At present, rsync can only be run as a server in stand-alone daemon mode. This mode does not require any other dameon processes (e.g., sshd) to be running on the device. The potential downside is that there is no authentication of clients, so such a daemon should probably not be left running for extended periods. The command line to start the rsync daemon is:
$ rsync --daemon --config [config_file] --port [port] --no-detach \
  --log-file /dev/null
You don't need to redirect the log to /dev/null — but the standard log location won't work, so you'll have to send it somewhere. The config file specifies what files will be made available in what modes, and how they will be identified by the client. A sample config file is provided in $KBOX/etc/rsyncd.conf. This config makes all files available, read/write, under the identifier 'all'. The client will do transfers like this:
$ rsync --port [rsync_port] [device_ip]::all/path/to/file [local_path]
This is essentially the normal usage of rsync as a client, except that the path is prefixed ':all', and the port number is given explicitly.

Note that the rsync daemon will have access only to the same files as the terminal emulator has, in an unrooted device.

To simplify usage, there is a script rsync_daemon.sh that starts the daemon as above, with a port number taken from kbox_ports.sh.

vim

I am using the full version of vim, v7.3.3. It is statically linked with ncurses for simplicity. ncurses needs a TERMINFO database — at least a minimal version. In addition, it needs to be launched with command-line arguments to specify where its supporting files are.
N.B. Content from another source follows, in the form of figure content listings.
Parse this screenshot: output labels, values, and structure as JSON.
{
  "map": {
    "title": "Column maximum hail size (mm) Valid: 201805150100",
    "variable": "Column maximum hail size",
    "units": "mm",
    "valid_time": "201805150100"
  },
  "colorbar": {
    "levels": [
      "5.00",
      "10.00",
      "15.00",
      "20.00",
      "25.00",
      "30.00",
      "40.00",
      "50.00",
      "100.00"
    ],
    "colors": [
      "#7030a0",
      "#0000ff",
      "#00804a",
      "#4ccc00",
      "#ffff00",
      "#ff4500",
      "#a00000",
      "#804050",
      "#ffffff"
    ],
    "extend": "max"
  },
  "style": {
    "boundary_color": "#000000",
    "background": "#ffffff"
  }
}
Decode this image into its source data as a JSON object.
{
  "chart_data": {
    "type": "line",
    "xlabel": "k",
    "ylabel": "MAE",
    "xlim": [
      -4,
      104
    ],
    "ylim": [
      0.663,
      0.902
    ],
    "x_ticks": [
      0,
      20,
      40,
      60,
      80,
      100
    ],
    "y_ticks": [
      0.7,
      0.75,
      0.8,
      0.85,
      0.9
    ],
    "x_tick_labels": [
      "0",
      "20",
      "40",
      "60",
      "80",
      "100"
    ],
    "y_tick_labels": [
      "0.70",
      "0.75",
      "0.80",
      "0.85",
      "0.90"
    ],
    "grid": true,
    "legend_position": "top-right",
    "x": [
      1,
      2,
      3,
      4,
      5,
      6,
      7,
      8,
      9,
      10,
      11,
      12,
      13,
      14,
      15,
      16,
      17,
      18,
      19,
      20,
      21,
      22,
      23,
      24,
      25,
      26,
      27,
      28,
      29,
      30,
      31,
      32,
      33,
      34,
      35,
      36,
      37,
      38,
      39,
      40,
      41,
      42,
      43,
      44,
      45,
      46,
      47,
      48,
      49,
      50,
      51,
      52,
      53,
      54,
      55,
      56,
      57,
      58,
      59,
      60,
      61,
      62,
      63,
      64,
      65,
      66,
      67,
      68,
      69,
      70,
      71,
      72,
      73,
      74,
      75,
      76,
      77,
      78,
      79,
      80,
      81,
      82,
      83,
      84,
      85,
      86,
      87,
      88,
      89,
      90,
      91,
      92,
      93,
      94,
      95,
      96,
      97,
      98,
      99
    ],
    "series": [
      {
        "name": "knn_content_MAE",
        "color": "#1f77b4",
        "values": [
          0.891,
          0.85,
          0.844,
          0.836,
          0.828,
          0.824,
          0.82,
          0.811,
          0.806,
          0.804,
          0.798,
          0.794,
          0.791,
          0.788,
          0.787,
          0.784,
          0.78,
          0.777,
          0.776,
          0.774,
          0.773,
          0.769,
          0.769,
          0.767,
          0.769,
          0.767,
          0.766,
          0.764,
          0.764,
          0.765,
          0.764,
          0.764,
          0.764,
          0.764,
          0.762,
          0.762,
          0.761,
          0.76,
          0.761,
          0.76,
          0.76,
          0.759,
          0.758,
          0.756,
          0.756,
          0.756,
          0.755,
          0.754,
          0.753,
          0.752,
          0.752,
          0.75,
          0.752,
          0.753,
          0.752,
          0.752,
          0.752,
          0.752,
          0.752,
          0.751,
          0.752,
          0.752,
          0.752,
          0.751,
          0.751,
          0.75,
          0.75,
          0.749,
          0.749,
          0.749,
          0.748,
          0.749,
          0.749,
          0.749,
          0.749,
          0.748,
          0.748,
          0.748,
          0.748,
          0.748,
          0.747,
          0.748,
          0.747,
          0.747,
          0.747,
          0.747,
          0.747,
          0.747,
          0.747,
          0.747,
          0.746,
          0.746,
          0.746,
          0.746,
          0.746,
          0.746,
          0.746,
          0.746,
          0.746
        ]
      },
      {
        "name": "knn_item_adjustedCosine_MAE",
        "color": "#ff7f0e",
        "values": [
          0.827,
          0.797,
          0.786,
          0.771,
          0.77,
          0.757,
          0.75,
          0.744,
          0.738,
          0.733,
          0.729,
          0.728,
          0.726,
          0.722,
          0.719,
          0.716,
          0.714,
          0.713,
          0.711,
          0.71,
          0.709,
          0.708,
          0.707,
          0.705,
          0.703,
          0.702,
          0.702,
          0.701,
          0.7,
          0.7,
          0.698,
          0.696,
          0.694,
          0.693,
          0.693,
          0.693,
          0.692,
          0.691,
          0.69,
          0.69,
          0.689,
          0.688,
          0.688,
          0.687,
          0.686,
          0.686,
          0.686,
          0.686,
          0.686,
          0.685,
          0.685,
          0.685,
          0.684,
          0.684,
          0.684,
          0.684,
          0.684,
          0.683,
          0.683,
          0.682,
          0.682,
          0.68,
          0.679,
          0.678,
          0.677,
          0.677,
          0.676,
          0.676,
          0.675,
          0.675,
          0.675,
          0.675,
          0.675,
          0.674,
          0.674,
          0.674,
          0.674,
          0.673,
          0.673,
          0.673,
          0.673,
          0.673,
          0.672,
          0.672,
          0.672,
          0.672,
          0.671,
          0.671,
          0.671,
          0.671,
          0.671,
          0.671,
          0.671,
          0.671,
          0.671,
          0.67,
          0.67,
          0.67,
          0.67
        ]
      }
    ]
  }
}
The script $KBOX/bin/vim runs the vim executable with the appropriate settings for the kbox environment. It did not have to do anything extra to get colour to work, although some people have reported that additional terminal emulator settings are needed.

bc

The underated command-line calculator utility bc builds cleanly with the NDK complier, and links readline.so for command-line editing. The built-in precompiled function library doesn't work, for reasons that are not obvious to me. That's not a big deal, since far better ones are available. I have included the general function library from phodd.net, and the bc script will load this automatically.

file

The magic number database is at $KBOX/usr/share/misc/magic.mgc. file is a script that runs the binary with the MAGIC environment variable set appropriately.

Other utilities

hexedit — builds cleanly, linked dynamically with libncurses.so.

Closing remarks

It seems that a reasonable number of common, useful command-line utilities can be made to work in a root-less Android envrionment. I was mostly interested in getting rysnc and vim running, and these work to my satisfaction, although I doubt I use more than a fraction of the capabilities of either of these utilities.

Many of the complications associated with running a non-standard filesystem layout can be hidden from the user, by careful use of scripts and occasional code changes. In fact, I was pleasantly surprised by how few changes I had to make to the code.

Some of the complications of running without root access cannot easily he hidden — the need to specify specific port numbers for services, for example. I should also point out that the aggressive power management of Android makes it quite slow to run background processes that use network connections — but that's not specifically a problem with the technique I'm describing here.

If there's any interest in any of this, it might be possible to create a self-installer that does all the setup work, perhaps bundled with a terminal emulator.